Se volgiamo l’attenzione fuori della fabbrica tradizionale altre figure fordiste le possiamo rintracciare in settori e modalità di organizzazione come la grande distribuzione. Un grande supermercato ne richiede molte e la più conosciuta è la cassiera, legata anch’essa a una sequenza di operazioni piuttosto rigida. La prevalenza delle donne è forte e l’elemento di flessibilità è legato all’orario (part time). Possiamo inserire nella stessa categoria anche gli operatori dei call center? Le opinioni degli esperti divergono perché se è vero che la risposta al cliente è comunque legata a un tempo-standard e quindi a un vincolo rigido c’è comunque l’elemento di interazione con le persone che rende la mansione meno ripetitiva e più ricca. È interessante però annotare come l’operaio delle linee di montaggio, la cassiera e l’operatore call center abbiano tra di loro elementi di omogeneità superiori a quelli che legano l’operaio cognitivo e quello fordista.

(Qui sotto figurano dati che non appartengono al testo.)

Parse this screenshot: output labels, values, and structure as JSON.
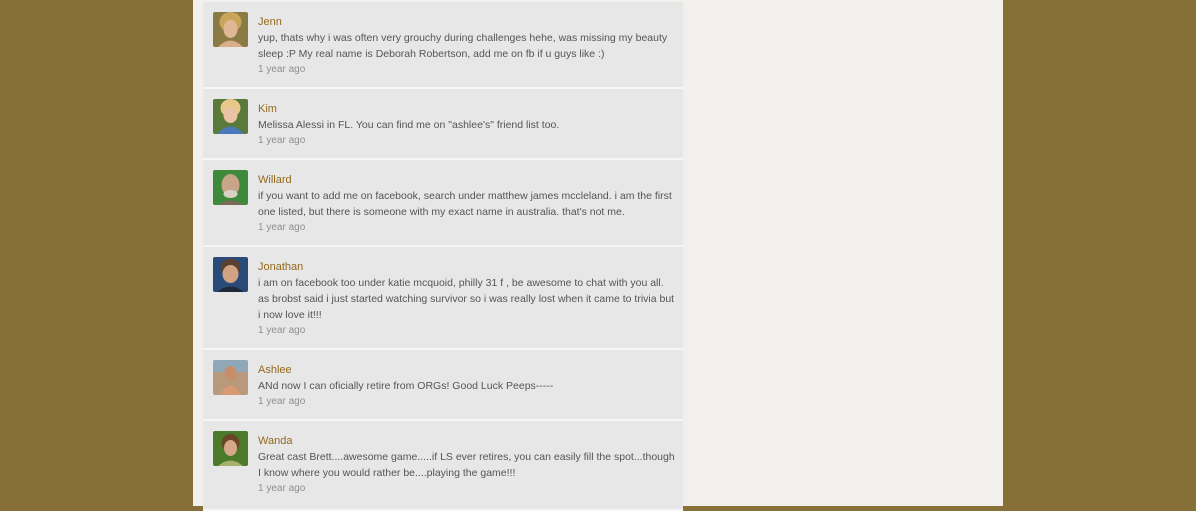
{
  "comments": [
    {
      "author": "Jenn",
      "avatar_icon": "jenn-avatar-photo",
      "text": "yup, thats why i was often very grouchy during challenges hehe, was missing my beauty sleep :P My real name is Deborah Robertson, add me on fb if u guys like :)",
      "time": "1 year ago"
    },
    {
      "author": "Kim",
      "avatar_icon": "kim-avatar-photo",
      "text": "Melissa Alessi in FL. You can find me on \"ashlee's\" friend list too.",
      "time": "1 year ago"
    },
    {
      "author": "Willard",
      "avatar_icon": "willard-avatar-photo",
      "text": "if you want to add me on facebook, search under matthew james mccleland. i am the first one listed, but there is someone with my exact name in australia. that's not me.",
      "time": "1 year ago"
    },
    {
      "author": "Jonathan",
      "avatar_icon": "jonathan-avatar-photo",
      "text": "i am on facebook too under katie mcquoid, philly 31 f , be awesome to chat with you all. as brobst said i just started watching survivor so i was really lost when it came to trivia but i now love it!!!",
      "time": "1 year ago"
    },
    {
      "author": "Ashlee",
      "avatar_icon": "ashlee-avatar-photo",
      "text": "ANd now I can oficially retire from ORGs!  Good Luck Peeps-----",
      "time": "1 year ago"
    },
    {
      "author": "Wanda",
      "avatar_icon": "wanda-avatar-photo",
      "text": "Great cast Brett....awesome game.....if LS ever retires, you can easily fill the spot...though I know where you would rather be....playing the game!!!",
      "time": "1 year ago"
    }
  ]
}
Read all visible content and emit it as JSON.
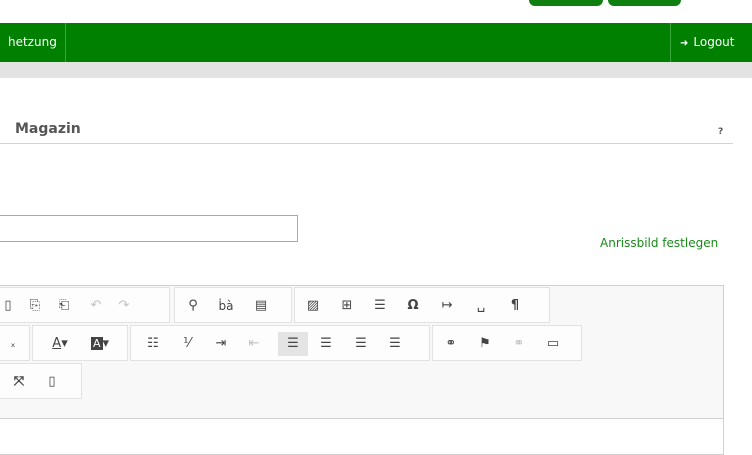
{
  "nav": {
    "partial_item_label": "hetzung",
    "logout_label": "Logout",
    "logout_icon": "sign-out-icon"
  },
  "section": {
    "title": "Magazin",
    "help_label": "?"
  },
  "form": {
    "text_input_value": "",
    "anrissbild_link": "Anrissbild festlegen"
  },
  "toolbar": {
    "row1": [
      {
        "name": "paste-icon",
        "glyph": "🗐"
      },
      {
        "name": "paste-text-icon",
        "glyph": "📋"
      },
      {
        "name": "paste-word-icon",
        "glyph": "📋"
      },
      {
        "name": "undo-icon",
        "glyph": "↶"
      },
      {
        "name": "redo-icon",
        "glyph": "↷"
      },
      {
        "name": "find-icon",
        "glyph": "🔍"
      },
      {
        "name": "replace-icon",
        "glyph": "ᵇa"
      },
      {
        "name": "select-all-icon",
        "glyph": "▤"
      },
      {
        "name": "image-icon",
        "glyph": "🖼"
      },
      {
        "name": "table-icon",
        "glyph": "⊞"
      },
      {
        "name": "horizontal-line-icon",
        "glyph": "≡"
      },
      {
        "name": "special-char-icon",
        "glyph": "Ω"
      },
      {
        "name": "page-break-icon",
        "glyph": "↦"
      },
      {
        "name": "nbsp-icon",
        "glyph": "␣"
      },
      {
        "name": "show-blocks-icon",
        "glyph": "¶"
      }
    ],
    "row2": [
      {
        "name": "remove-format-icon",
        "glyph": "ₓ"
      },
      {
        "name": "text-color-icon",
        "glyph": "A▾"
      },
      {
        "name": "bg-color-icon",
        "glyph": "A▾"
      },
      {
        "name": "bulleted-list-icon",
        "glyph": "☰"
      },
      {
        "name": "numbered-list-icon",
        "glyph": "☷"
      },
      {
        "name": "indent-icon",
        "glyph": "⇥"
      },
      {
        "name": "outdent-icon",
        "glyph": "⇤"
      },
      {
        "name": "align-left-icon",
        "glyph": "≡"
      },
      {
        "name": "align-center-icon",
        "glyph": "≡"
      },
      {
        "name": "align-right-icon",
        "glyph": "≡"
      },
      {
        "name": "justify-icon",
        "glyph": "≡"
      },
      {
        "name": "link-icon",
        "glyph": "⛓"
      },
      {
        "name": "anchor-icon",
        "glyph": "⚑"
      },
      {
        "name": "unlink-icon",
        "glyph": "⛓"
      },
      {
        "name": "glossary-icon",
        "glyph": "📖"
      }
    ],
    "row3": [
      {
        "name": "maximize-icon",
        "glyph": "⤢"
      },
      {
        "name": "source-icon",
        "glyph": "▯"
      }
    ]
  }
}
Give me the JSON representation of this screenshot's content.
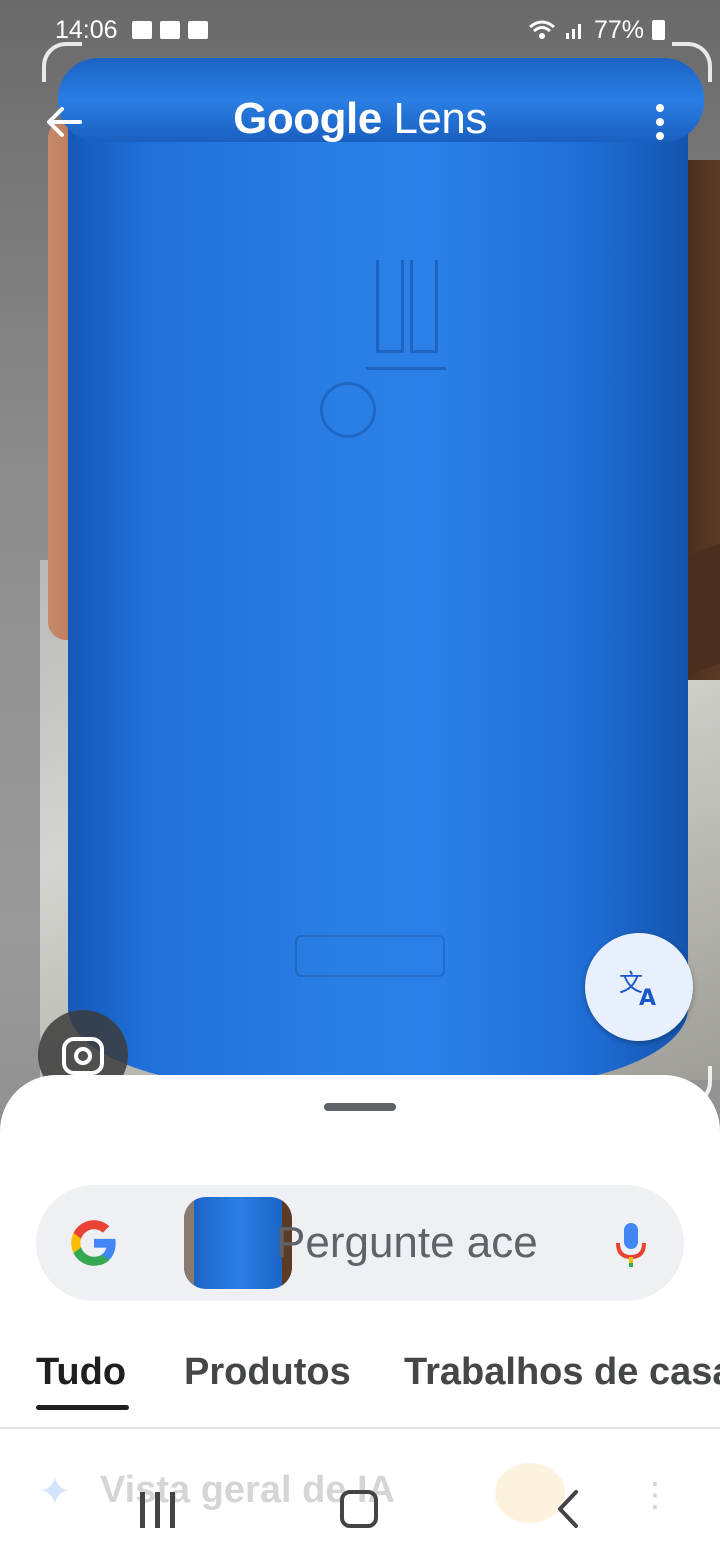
{
  "status_bar": {
    "time": "14:06",
    "battery": "77%",
    "icons": [
      "facebook-icon",
      "folder-icon",
      "calendar-icon",
      "wifi-icon",
      "signal-icon",
      "battery-icon"
    ]
  },
  "header": {
    "title_brand": "Google",
    "title_product": "Lens"
  },
  "search": {
    "placeholder": "Pergunte ace"
  },
  "tabs": [
    {
      "label": "Tudo",
      "active": true
    },
    {
      "label": "Produtos",
      "active": false
    },
    {
      "label": "Trabalhos de casa",
      "active": false
    }
  ],
  "ai_overview": {
    "label": "Vista geral de IA"
  },
  "colors": {
    "accent": "#1a73e8",
    "sheet_bg": "#ffffff",
    "searchbar_bg": "#eef0f4",
    "translate_bg": "#e8f0fe"
  }
}
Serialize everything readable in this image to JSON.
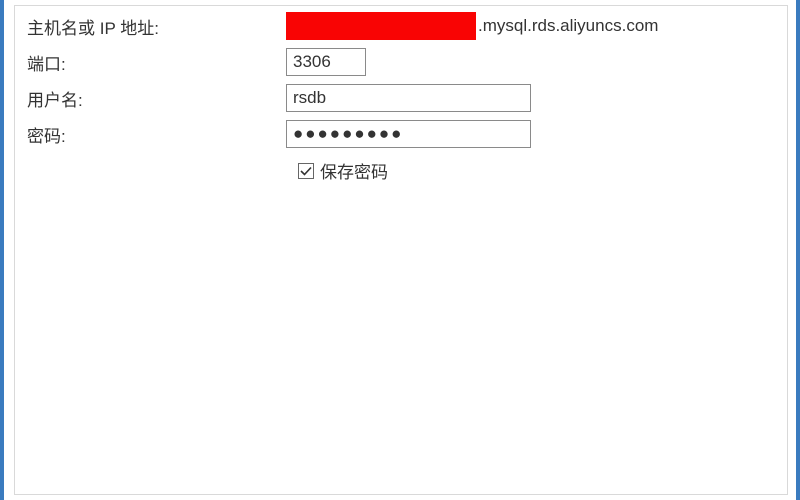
{
  "labels": {
    "host": "主机名或 IP 地址:",
    "port": "端口:",
    "user": "用户名:",
    "password": "密码:",
    "save_password": "保存密码"
  },
  "values": {
    "host_suffix": ".mysql.rds.aliyuncs.com",
    "port": "3306",
    "user": "rsdb",
    "password": "●●●●●●●●●",
    "save_password_checked": true
  }
}
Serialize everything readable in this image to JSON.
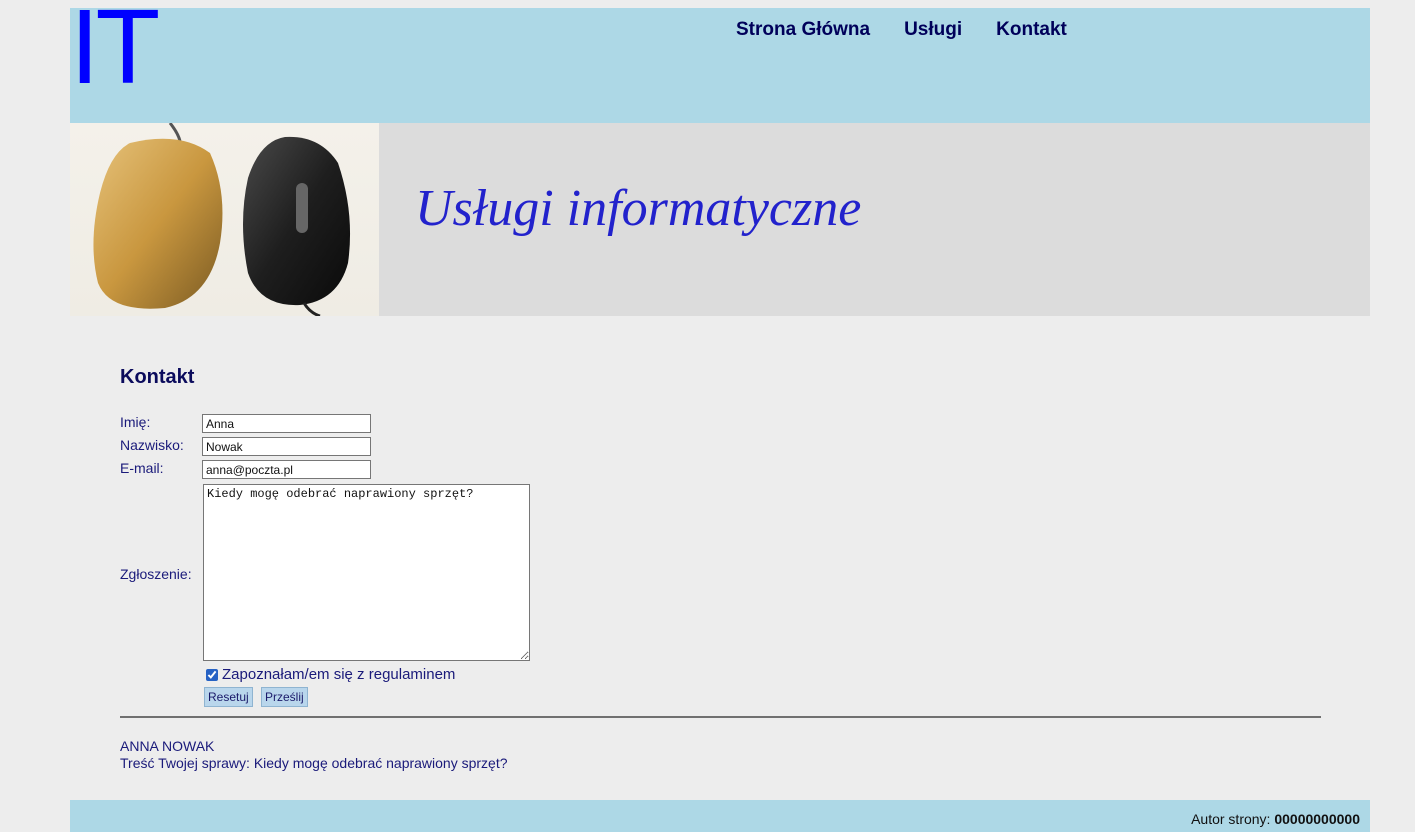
{
  "header": {
    "logo": "IT",
    "nav": [
      "Strona Główna",
      "Usługi",
      "Kontakt"
    ]
  },
  "banner": {
    "title": "Usługi informatyczne",
    "image": "computer-mice-photo"
  },
  "form": {
    "heading": "Kontakt",
    "labels": {
      "first_name": "Imię:",
      "last_name": "Nazwisko:",
      "email": "E-mail:",
      "message": "Zgłoszenie:"
    },
    "values": {
      "first_name": "Anna",
      "last_name": "Nowak",
      "email": "anna@poczta.pl",
      "message": "Kiedy mogę odebrać naprawiony sprzęt?"
    },
    "checkbox_label": "Zapoznałam/em się z regulaminem",
    "checkbox_checked": true,
    "reset_label": "Resetuj",
    "submit_label": "Prześlij"
  },
  "result": {
    "name": "ANNA NOWAK",
    "message_line": "Treść Twojej sprawy: Kiedy mogę odebrać naprawiony sprzęt?"
  },
  "footer": {
    "author_label": "Autor strony:",
    "author_id": "00000000000"
  },
  "colors": {
    "header_bg": "#add8e6",
    "logo": "#0000ff",
    "banner_title": "#2222cc",
    "text": "#1a1a7a"
  }
}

Resta la terza classe operaia, il proletariato dei servizi che sta fuori dei cancelli ed è destinato a crescere soprattutto per il peso che assume il settore della logistica. È chiaro che questo segmento riguarda per lo più facchini — le stime parlano di 400 mila — che lavorano alle dipendenze delle cooperative spurie, al 90% sono extracomunitari (marocchini, tunisini, pachistani) e spesso vengono reclutati grazie a un filtro di caporalato etnico. La loro relazione con il sindacato passa attraverso il contratto nazionale di lavoro — tutt’altro che disprezzabile — che però viene frequentemente disatteso con forme di dumping che partono dall’applicazione di un livello di inquadramento inferiore (che li porta a prendere 1.050 euro in media). Stiamo parlando di lavori che anche in virtù degli orari di impiego in cui si svolgono sono di fatto invisibili e infatti non ci sono lavori di indagine che li studino. Un altro segmento di lavoro che fa parte del proletariato dei servizi è composto dalle badanti (stima: 200 mila), una mansione che si apprende in una settimana e «spesso è solo erogazione di sforzo fisico», secondo il sociologo Asher Colombo. Per l’80% sono straniere e il loro fordismo è mitigato però dall’impegno psicologico che richiede la cura dell’anziano e la relazione con i parenti. Cosa dimostrano le tre classi operaie? Che i processi di disuguaglianza sono più estesi di quanto si racconti e che siamo solo all’inizio.